The Consumer Financial Protection Bureau is proposing new rules to crack down on mortgage servicers' use of force-placed insurance, also called lender-placed insurance.
With this type of insurance, if a borrower doesn't maintain insurance on a property, mortgage servicers can buy it to protect the lender.
The problem is that these policies can have sky high premiums, offer little coverage, and, in some cases, end up drowning struggling borrowers into foreclosure.
Under the proposed rules, servicers would have to notify consumers in advance of charging them for insurance and terminate the insurance order within 15 days of receiving evidence that the borrower already has insurance. They would also be required to refund the consumer the amount overpaid. The move follows the state Attorneys General National Mortgage Settlement, which limits the ability of servicers to accept payments from service providers.

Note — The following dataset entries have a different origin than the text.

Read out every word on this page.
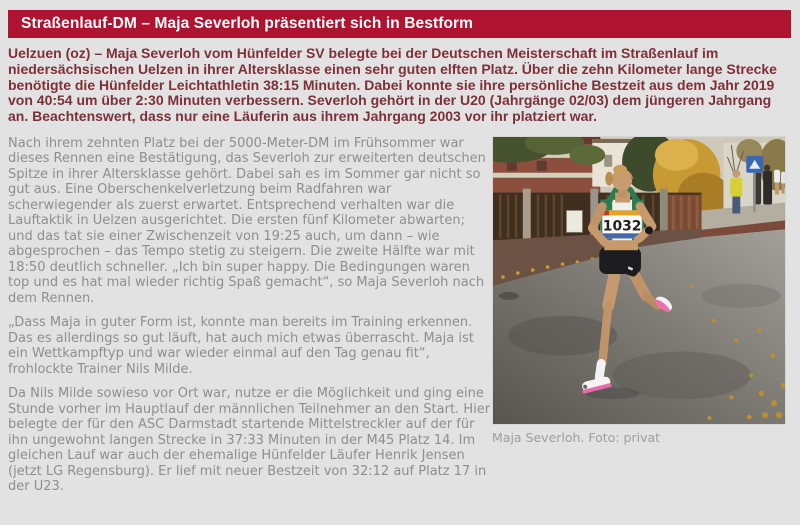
Straßenlauf-DM – Maja Severloh präsentiert sich in Bestform

Uelzuen (oz) – Maja Severloh vom Hünfelder SV belegte bei der Deutschen Meisterschaft im Straßenlauf im niedersächsischen Uelzen in ihrer Altersklasse einen sehr guten elften Platz. Über die zehn Kilometer lange Strecke benötigte die Hünfelder Leichtathletin 38:15 Minuten. Dabei konnte sie ihre persönliche Bestzeit aus dem Jahr 2019 von 40:54 um über 2:30 Minuten verbessern. Severloh gehört in der U20 (Jahrgänge 02/03) dem jüngeren Jahrgang an. Beachtenswert, dass nur eine Läuferin aus ihrem Jahrgang 2003 vor ihr platziert war.

Nach ihrem zehnten Platz bei der 5000-Meter-DM im Frühsommer war dieses Rennen eine Bestätigung, das Severloh zur erweiterten deutschen Spitze in ihrer Altersklasse gehört. Dabei sah es im Sommer gar nicht so gut aus. Eine Oberschenkelverletzung beim Radfahren war scherwiegender als zuerst erwartet. Entsprechend verhalten war die Lauftaktik in Uelzen ausgerichtet. Die ersten fünf Kilometer abwarten; und das tat sie einer Zwischenzeit von 19:25 auch, um dann – wie abgesprochen – das Tempo stetig zu steigern. Die zweite Hälfte war mit 18:50 deutlich schneller. „Ich bin super happy. Die Bedingungen waren top und es hat mal wieder richtig Spaß gemacht“, so Maja Severloh nach dem Rennen.

„Dass Maja in guter Form ist, konnte man bereits im Training erkennen. Das es allerdings so gut läuft, hat auch mich etwas überrascht. Maja ist ein Wettkampftyp und war wieder einmal auf den Tag genau fit“, frohlockte Trainer Nils Milde.

Da Nils Milde sowieso vor Ort war, nutze er die Möglichkeit und ging eine Stunde vorher im Hauptlauf der männlichen Teilnehmer an den Start. Hier belegte der für den ASC Darmstadt startende Mittelstreckler auf der für ihn ungewohnt langen Strecke in 37:33 Minuten in der M45 Platz 14. Im gleichen Lauf war auch der ehemalige Hünfelder Läufer Henrik Jensen (jetzt LG Regensburg). Er lief mit neuer Bestzeit von 32:12 auf Platz 17 in der U23.

1032
Maja Severloh. Foto: privat
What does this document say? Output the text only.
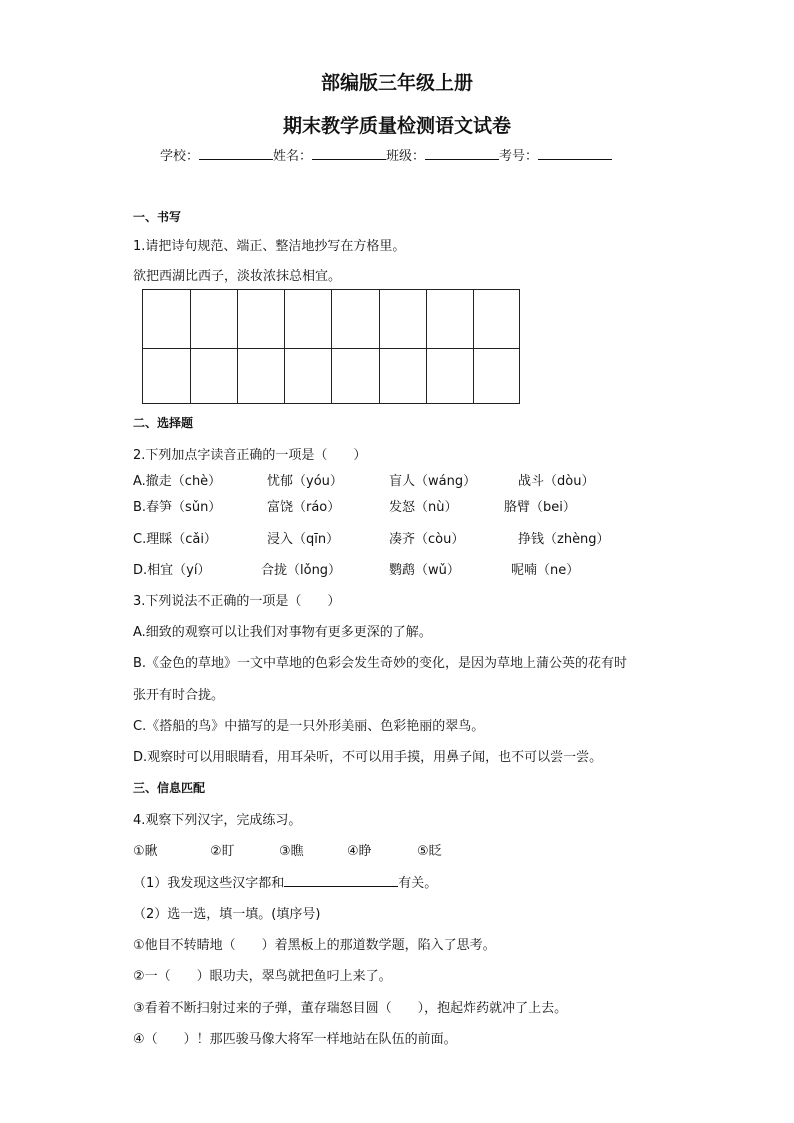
部编版三年级上册
期末教学质量检测语文试卷
学校：	姓名：	班级：	考号：
一、书写
1.请把诗句规范、端正、整洁地抄写在方格里。
欲把西湖比西子，淡妆浓抹总相宜。
二、选择题
2.下列加点字读音正确的一项是（　　）
A.撤走（chè）	忧郁（yóu）	盲人（wáng）	战斗（dòu）
B.春笋（sǔn）	富饶（ráo）	发怒（nù）	胳臂（bei）
C.理睬（cǎi）	浸入（qīn）	凑齐（còu）	挣钱（zhèng）
D.相宜（yí）	合拢（lǒng）	鹦鹉（wǔ）	呢喃（ne）
3.下列说法不正确的一项是（　　）
A.细致的观察可以让我们对事物有更多更深的了解。
B.《金色的草地》一文中草地的色彩会发生奇妙的变化，是因为草地上蒲公英的花有时
张开有时合拢。
C.《搭船的鸟》中描写的是一只外形美丽、色彩艳丽的翠鸟。
D.观察时可以用眼睛看，用耳朵听，不可以用手摸，用鼻子闻，也不可以尝一尝。
三、信息匹配
4.观察下列汉字，完成练习。
①瞅	②盯	③瞧	④睁	⑤眨
（1）我发现这些汉字都和	有关。
（2）选一选，填一填。(填序号)
①他目不转睛地（　　）着黑板上的那道数学题，陷入了思考。
②一（　　）眼功夫，翠鸟就把鱼叼上来了。
③看着不断扫射过来的子弹，董存瑞怒目圆（　　），抱起炸药就冲了上去。
④（　　）！那匹骏马像大将军一样地站在队伍的前面。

“Right now, people have too little protection under federal law if their mortgage servicer surprises them with costly fees or gives them the runaround,” Consumer Financial Protection Bureau Director Richard Cordray said.
The financial crisis brought the practice to light as some mortgage servicers, squeezed by tight margins, tacked on high premium insurance fees to borrowers' payments. The practice, and allegations of self-dealing and kickbacks between lenders and insurers, are the subject of numerous lawsuits.
Companies that provide force-placed insurance say the higher premiums are needed because they assume higher risk. Lender policies are underwritten without the property being examined. Insurance is regulated by the states and regulators in New York, California, and Florida have already launched investigations of the forced-placed property insurance industry.
Seattle Attorney Melissa Huelsman has brought lawsuits against servicers and insurers involving force-placed insurance. In one case, the price of flood insurance, which is all purchased through the federal government, more than tripled.
“If anyone actually is interested in regulating these companies they would have strict compliance requirements," Huelsman said. "If a homeowner policy lapsed, the lender should have the right to reinstate that policy and not be permitted to mark up policies.”
“The flood insurance is the cleanest one to look at — there’s nothing they can say as to why it has to be marked up,” Huelsman said.
Guggenheim Washington Research Analyst Jaret Seiberg said the CFPB proposal creates “headline risk” for insurers like Assurant Specialty Property and QBE Insurance but since it doesn’t end the practice or set prices it “won’t be a game changer.”